シルクロードは悠久の太古から、東アジアと西アジア、アジアとヨーロッパ、そして北アフリカとを結んできた。「絹の道」とも呼ばれるように、中国原産の絹が西アジアやヨーロッパに運ばれるとともに多様な文物や技術がシルクロードを行き来した。そのため、シルクロードのルート上にある地域では、東西の文化が融合し、独自の変化を遂げてきたのだ。

アジアとヨーロッパ、北アフリカの三大大陸を結ぶルートは、広大且つ複雑である。例えば、現在の洛陽を起点としてローマに至る古代シルクロード「オアシス路」は、新疆ウイグル自治区に入って、天山山脈の北側を通るルートと南側を通るルート、そしてタリム盆地の南縁を通るルートなどに分かれる。このほか、ユーラシア大陸北部の草原地帯を通る「ステップ路」、広州から海に乗り出し、インド洋、アラビア半島に至る「南海路」もあった。さらに、洛陽を起点として東の明州(寧波)に至るルートもあり、その明州からは、日本の奈良につながる海路が存在していたということだ。

日本人がシルクロードに強い関心を寄せるようになったのは、日中平和友好条約が締結(1978年8月12日)された2年後の1980年に、『NHK特集シルクロード』が放映されてからである。多くの人たちが「シルクロード」という言葉にエキゾチックなイメージを強く抱いたのであった。あるいは喜多郎が作曲した「NHK特集シルタロード」のテーマ曲の影響もあったかもしれない。実は、それ以前にも、圏伊玖磨が管弦楽組曲「シルクロード」を作曲したり、平山郁夫がシルクロードを旅し、仏教文化の伝来をモチーフに絵画を描いたりするなど、シルクロードに魅せられ、その思いを独自に表現していた日本人がいたことも忘れてはならない。

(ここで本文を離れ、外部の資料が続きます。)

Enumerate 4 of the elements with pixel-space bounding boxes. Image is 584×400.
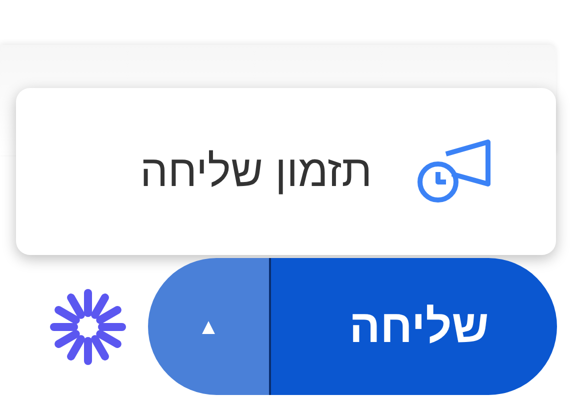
send-options-button[interactable]: ▲ (148, 258, 271, 395)
menu-item[interactable]: תזמון שליחה (16, 136, 556, 208)
sparkle-icon[interactable] (50, 288, 126, 364)
send-button[interactable]: שליחה (271, 258, 557, 395)
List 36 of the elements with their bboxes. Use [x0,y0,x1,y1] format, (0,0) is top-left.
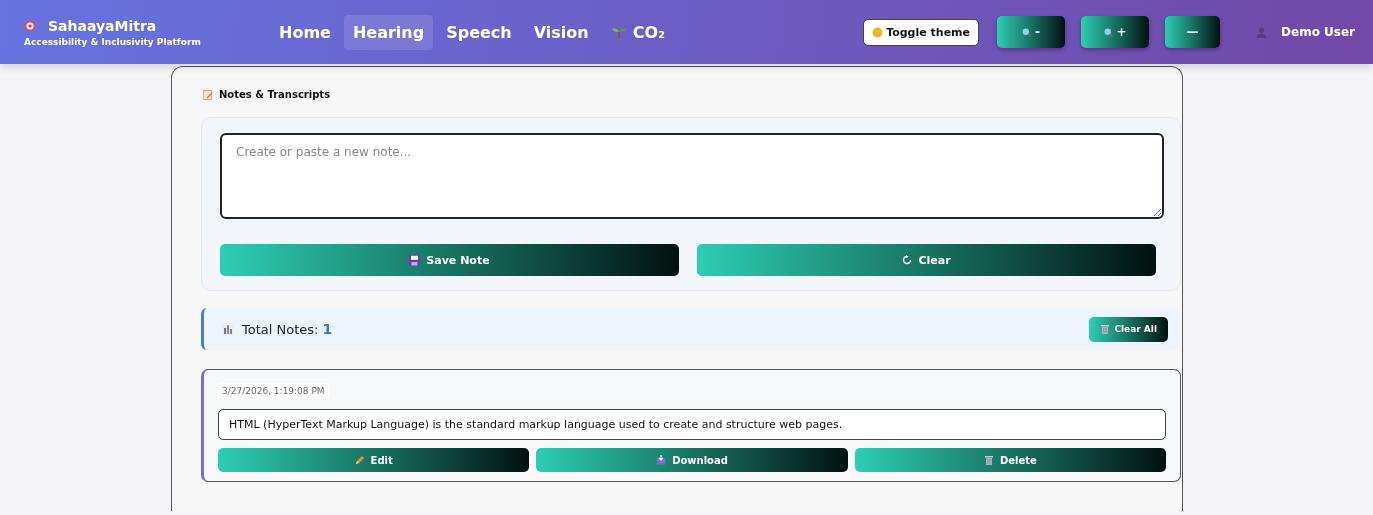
user-name: Demo User [1281,25,1355,39]
nav-tab[interactable]: Vision [524,14,598,50]
clear-all-button[interactable]: Clear All [1089,316,1168,342]
total-notes-count: 1 [322,321,333,337]
memo-icon [203,89,213,100]
note-input-field[interactable]: Create or paste a new note... [220,133,1164,219]
magnifier-icon [1022,27,1032,37]
edit-button[interactable]: Edit [218,448,530,472]
zoom-in-button[interactable]: + [1081,16,1150,48]
target-icon [24,19,36,32]
zoom-out-button[interactable]: - [997,16,1066,48]
refresh-icon [902,255,913,265]
delete-button[interactable]: Delete [854,448,1166,472]
nav-tab[interactable]: Home [270,14,340,50]
note-text: HTML (HyperText Markup Language) is the standard markup language used to create and structure web pages. [218,409,1166,440]
magnifier-icon [1103,27,1113,37]
nav-tab[interactable]: Speech [437,14,521,50]
total-notes-label: Total Notes: [242,321,319,337]
trash-icon [1100,324,1111,334]
reset-button[interactable]: — [1165,16,1221,48]
save-note-button[interactable]: Save Note [220,244,679,276]
sun-icon [872,26,884,38]
section-title: Notes & Transcripts [219,89,331,100]
brand-tagline: Accessibility & Inclusivity Platform [24,36,202,47]
nav-tab[interactable]: CO₂ [601,14,675,50]
brand-name: SahaayaMitra [48,17,157,34]
toggle-theme-button[interactable]: Toggle theme [863,18,980,46]
note-timestamp: 3/27/2026, 1:19:08 PM [218,383,329,399]
pencil-icon [354,455,365,465]
nav-tab[interactable]: Hearing [343,14,434,50]
inbox-tray-icon [656,455,667,465]
trash-icon [983,455,994,465]
download-button[interactable]: Download [536,448,848,472]
bar-chart-icon [222,323,234,335]
clear-button[interactable]: Clear [697,244,1156,276]
user-icon [1256,26,1268,38]
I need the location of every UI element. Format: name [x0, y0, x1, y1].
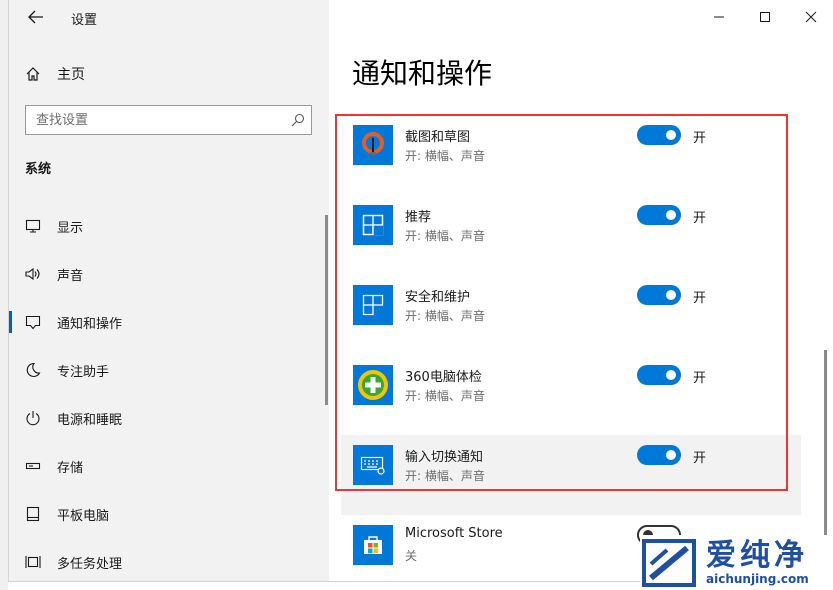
- storage-icon: [9, 458, 57, 474]
- app-name: 推荐: [405, 210, 432, 225]
- section-label: 系统: [25, 162, 52, 177]
- notification-toggle[interactable]: [637, 125, 681, 145]
- snip-sketch-icon: [353, 125, 393, 165]
- desktop-edge: [0, 0, 8, 590]
- list-item[interactable]: 推荐 开: 横幅、声音 开: [341, 195, 801, 275]
- title-bar: 设置: [9, 0, 329, 36]
- home-icon: [9, 66, 57, 82]
- sidebar-item-label: 主页: [57, 67, 85, 83]
- sidebar-item-multitasking[interactable]: 多任务处理: [9, 538, 329, 581]
- sidebar-item-home[interactable]: 主页: [9, 60, 329, 88]
- back-arrow-icon[interactable]: [25, 6, 47, 28]
- toggle-knob: [666, 130, 676, 140]
- sidebar-item-label: 通知和操作: [57, 316, 123, 332]
- sidebar-item-label: 存储: [57, 460, 84, 476]
- app-name: 截图和草图: [405, 130, 471, 145]
- list-item[interactable]: 截图和草图 开: 横幅、声音 开: [341, 115, 801, 195]
- notification-toggle[interactable]: [637, 445, 681, 465]
- window-title: 设置: [71, 13, 98, 28]
- search-box[interactable]: [25, 105, 312, 135]
- sidebar-item-focus-assist[interactable]: 专注助手: [9, 346, 329, 394]
- search-icon[interactable]: [291, 112, 305, 131]
- toggle-knob: [666, 290, 676, 300]
- watermark-brand: 爱纯净: [706, 537, 808, 573]
- notification-toggle[interactable]: [637, 365, 681, 385]
- tile-app-icon: [353, 285, 393, 325]
- tile-app-icon: [353, 205, 393, 245]
- toggle-state-label: 开: [693, 451, 707, 466]
- sidebar-item-tablet[interactable]: 平板电脑: [9, 490, 329, 538]
- app-status-detail: 开: 横幅、声音: [405, 389, 485, 403]
- watermark: 爱纯净 aichunjing.com: [640, 535, 833, 590]
- toggle-knob: [666, 370, 676, 380]
- list-item[interactable]: 360电脑体检 开: 横幅、声音 开: [341, 355, 801, 435]
- app-status-detail: 关: [405, 549, 418, 563]
- app-name: 360电脑体检: [405, 370, 482, 385]
- toggle-state-label: 开: [693, 131, 707, 146]
- app-status-detail: 开: 横幅、声音: [405, 229, 485, 243]
- watermark-logo-icon: [640, 538, 698, 588]
- multitask-icon: [9, 554, 57, 570]
- sidebar-item-storage[interactable]: 存储: [9, 442, 329, 490]
- sidebar-item-power-sleep[interactable]: 电源和睡眠: [9, 394, 329, 442]
- app-status-detail: 开: 横幅、声音: [405, 309, 485, 323]
- power-icon: [9, 410, 57, 426]
- app-status-detail: 开: 横幅、声音: [405, 149, 485, 163]
- toggle-knob: [666, 450, 676, 460]
- sidebar-item-label: 电源和睡眠: [57, 412, 123, 428]
- notification-toggle[interactable]: [637, 285, 681, 305]
- app-notification-list: 截图和草图 开: 横幅、声音 开 推荐 开: 横幅、声音 开 安全和维护 开: …: [341, 115, 801, 581]
- moon-icon: [9, 362, 57, 378]
- monitor-icon: [9, 218, 57, 234]
- toggle-knob: [666, 210, 676, 220]
- sidebar-item-label: 多任务处理: [57, 556, 123, 572]
- list-item[interactable]: 安全和维护 开: 横幅、声音 开: [341, 275, 801, 355]
- notification-toggle[interactable]: [637, 205, 681, 225]
- app-status-detail: 开: 横幅、声音: [405, 469, 485, 483]
- settings-window: 设置 主页 系统 显示: [8, 0, 833, 582]
- app-name: 输入切换通知: [405, 450, 484, 465]
- page-title: 通知和操作: [352, 57, 493, 90]
- sidebar-item-label: 专注助手: [57, 364, 110, 380]
- sidebar-item-sound[interactable]: 声音: [9, 250, 329, 298]
- sidebar-item-label: 显示: [57, 220, 84, 236]
- minimize-button[interactable]: [696, 0, 742, 34]
- toggle-state-label: 开: [693, 211, 707, 226]
- main-content: 通知和操作 截图和草图 开: 横幅、声音 开 推荐 开: 横幅、声音 开 安全和…: [329, 0, 833, 581]
- sidebar-item-display[interactable]: 显示: [9, 202, 329, 250]
- app-name: 安全和维护: [405, 290, 471, 305]
- sidebar-item-label: 平板电脑: [57, 508, 110, 524]
- toggle-state-label: 开: [693, 371, 707, 386]
- 360-icon: [353, 365, 393, 405]
- search-input[interactable]: [26, 106, 276, 134]
- watermark-text: 爱纯净 aichunjing.com: [706, 537, 809, 586]
- close-button[interactable]: [788, 0, 833, 34]
- watermark-url: aichunjing.com: [706, 571, 809, 586]
- sidebar-nav: 显示 声音 通知和操作 专注助手 电源和睡眠 存储 平板电脑 多任务处理: [9, 202, 329, 581]
- sidebar-scrollbar[interactable]: [325, 215, 328, 405]
- window-controls: [696, 0, 833, 34]
- app-name: Microsoft Store: [405, 526, 503, 541]
- notification-icon: [9, 314, 57, 330]
- sidebar-item-notifications[interactable]: 通知和操作: [9, 298, 329, 346]
- toggle-state-label: 开: [693, 291, 707, 306]
- list-item[interactable]: 输入切换通知 开: 横幅、声音 开: [341, 435, 801, 515]
- keyboard-icon: [353, 445, 393, 485]
- tablet-icon: [9, 506, 57, 522]
- speaker-icon: [9, 266, 57, 282]
- maximize-button[interactable]: [742, 0, 788, 34]
- store-icon: [353, 525, 393, 565]
- sidebar: 设置 主页 系统 显示: [9, 0, 329, 581]
- sidebar-item-label: 声音: [57, 268, 84, 284]
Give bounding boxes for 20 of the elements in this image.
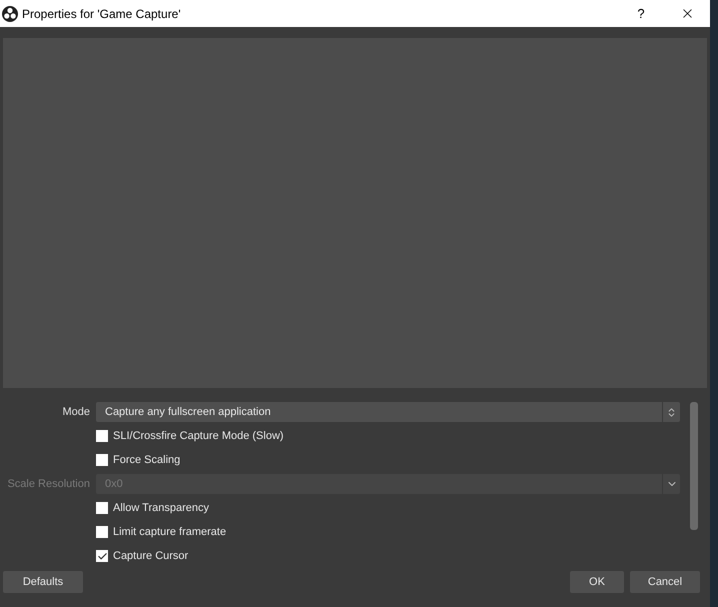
field-label: Scale Resolution (6, 476, 91, 492)
checkbox-label: Allow Transparency (113, 500, 209, 516)
defaults-button[interactable]: Defaults (3, 571, 83, 593)
checkbox[interactable] (96, 430, 108, 442)
dropdown[interactable]: Capture any fullscreen application (96, 402, 680, 422)
help-button[interactable]: ? (618, 0, 664, 27)
cancel-button[interactable]: Cancel (630, 571, 700, 593)
scrollbar[interactable] (690, 402, 698, 530)
checkbox[interactable] (96, 526, 108, 538)
checkbox-label: SLI/Crossfire Capture Mode (Slow) (113, 428, 284, 444)
checkbox-label: Force Scaling (113, 452, 180, 468)
checkbox[interactable] (96, 454, 108, 466)
checkbox[interactable] (96, 550, 108, 562)
checkbox-label: Capture Cursor (113, 548, 188, 564)
checkbox-label: Limit capture framerate (113, 524, 226, 540)
field-label: Mode (61, 404, 91, 420)
chevron-up-down-icon (666, 406, 677, 418)
window-title: Properties for 'Game Capture' (22, 6, 182, 22)
ok-button[interactable]: OK (570, 571, 624, 593)
checkbox[interactable] (96, 502, 108, 514)
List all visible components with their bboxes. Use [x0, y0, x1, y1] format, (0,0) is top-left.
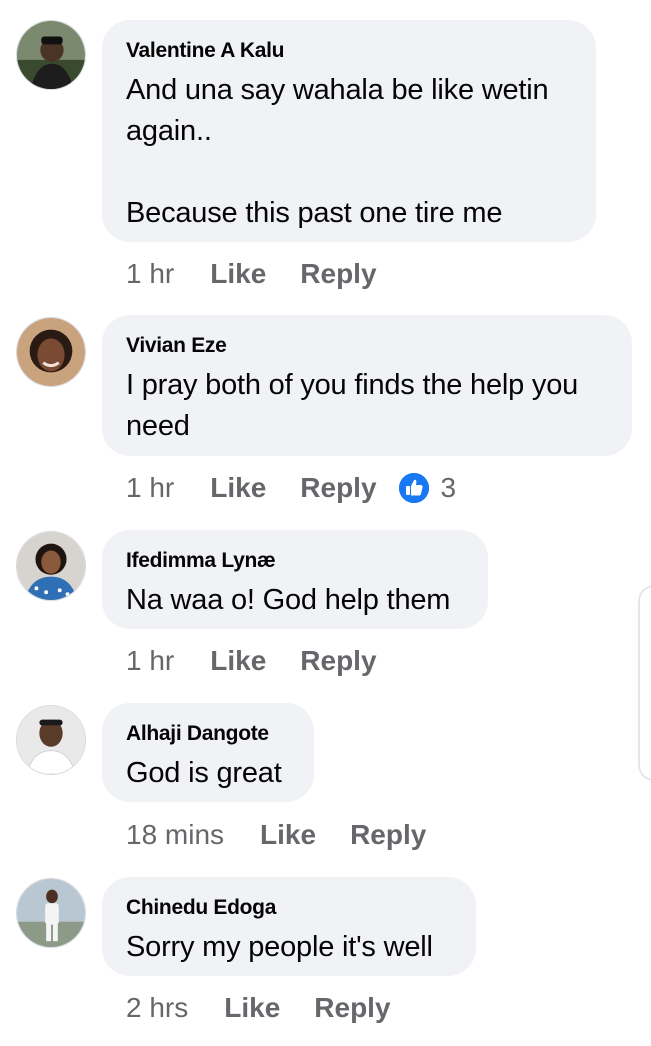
- comment-actions: 1 hr Like Reply: [126, 641, 377, 681]
- comment-time[interactable]: 1 hr: [126, 472, 174, 504]
- like-button[interactable]: Like: [210, 258, 266, 290]
- comment-author[interactable]: Ifedimma Lynæ: [126, 548, 464, 574]
- avatar[interactable]: [16, 531, 86, 601]
- comment-time[interactable]: 2 hrs: [126, 992, 188, 1024]
- reply-button[interactable]: Reply: [300, 472, 376, 504]
- reply-button[interactable]: Reply: [300, 258, 376, 290]
- like-button[interactable]: Like: [210, 645, 266, 677]
- side-panel-edge[interactable]: [638, 585, 651, 781]
- comment-author[interactable]: Vivian Eze: [126, 333, 608, 359]
- comment-time[interactable]: 1 hr: [126, 258, 174, 290]
- comment-bubble: Vivian Eze I pray both of you finds the …: [102, 315, 632, 456]
- comment-actions: 1 hr Like Reply 3: [126, 468, 456, 508]
- comment-bubble: Chinedu Edoga Sorry my people it's well: [102, 877, 476, 976]
- comment-text: I pray both of you finds the help you ne…: [126, 369, 579, 442]
- comment-text: Sorry my people it's well: [126, 931, 433, 963]
- comment-actions: 18 mins Like Reply: [126, 815, 426, 855]
- avatar[interactable]: [16, 20, 86, 90]
- comment-actions: 2 hrs Like Reply: [126, 988, 391, 1028]
- comment-text: God is great: [126, 757, 282, 789]
- reaction-count: 3: [440, 472, 457, 503]
- like-button[interactable]: Like: [210, 472, 266, 504]
- reply-button[interactable]: Reply: [314, 992, 390, 1024]
- comment-time[interactable]: 1 hr: [126, 645, 174, 677]
- comment-author[interactable]: Chinedu Edoga: [126, 895, 452, 921]
- comment-author[interactable]: Valentine A Kalu: [126, 38, 572, 64]
- comment-text: And una say wahala be like wetin again..…: [126, 74, 549, 229]
- like-reaction-icon: [398, 473, 429, 503]
- comment-text: Na waa o! God help them: [126, 584, 451, 616]
- reply-button[interactable]: Reply: [350, 819, 426, 851]
- comment-bubble: Alhaji Dangote God is great: [102, 703, 314, 802]
- comment-author[interactable]: Alhaji Dangote: [126, 721, 290, 747]
- avatar[interactable]: [16, 878, 86, 948]
- like-button[interactable]: Like: [260, 819, 316, 851]
- comment-time[interactable]: 18 mins: [126, 819, 224, 851]
- like-button[interactable]: Like: [224, 992, 280, 1024]
- comment-bubble: Ifedimma Lynæ Na waa o! God help them: [102, 530, 488, 629]
- avatar[interactable]: [16, 317, 86, 387]
- comment-bubble: Valentine A Kalu And una say wahala be l…: [102, 20, 596, 242]
- comment-actions: 1 hr Like Reply: [126, 254, 377, 294]
- avatar[interactable]: [16, 705, 86, 775]
- reply-button[interactable]: Reply: [300, 645, 376, 677]
- reaction-summary[interactable]: 3: [398, 472, 457, 504]
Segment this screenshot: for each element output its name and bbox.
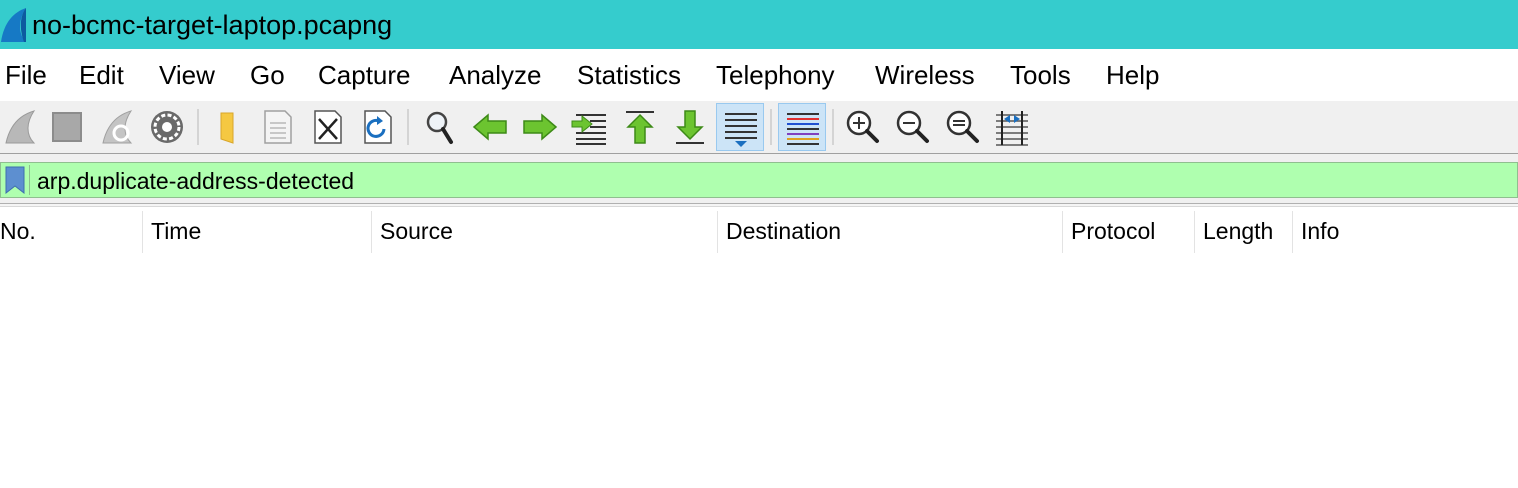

毎年秋になると、奈良国立博物館で正倉院の宝物展が開催される。第1回開催は1946年にさかのぼるが、以来、正倉院に保存されている宝物のうちから、毎年70点ほどが選ばれ、一般に公開されている。約20日聞の会期中に訪れる人は、毎回10万人以上に上り、2009年にはその数は30万人近くに達した。毎年泊まりがけで正倉院展を見に行く熱心なファンもいるほどだ。そして、そのだれもが、はるか昔に唐をはじめ、インド、ペルシャ、遠くはギリシャやローマなどからもたらされた、国際色豊かな工芸品を目にして感嘆の声を上げ、シルクロードと日本のつながりを強く実感させられる。

シルクロードを訪ねる日本人旅行者も増えている。西安、敦煌はもちろんのことかつてはシルクロードのオアシスといわれ、現在では中国有数の工業・商業の中心地へと変貌したウルムチや、古くからシルクロードの重要な拠点として栄え、『西遊記』の舞台にもなったトルファン、千数百年の時間を砂の中で眠り続けた楼蘭などを訪ねる人々も多い。

そんな旅行者が異口同音に言う。「1200年以上も前から日本は世界につながっていたのだ」と、その日本と世界をつないでいたのがシルクロードだと思うと、壮大なロマンを感じるではないか。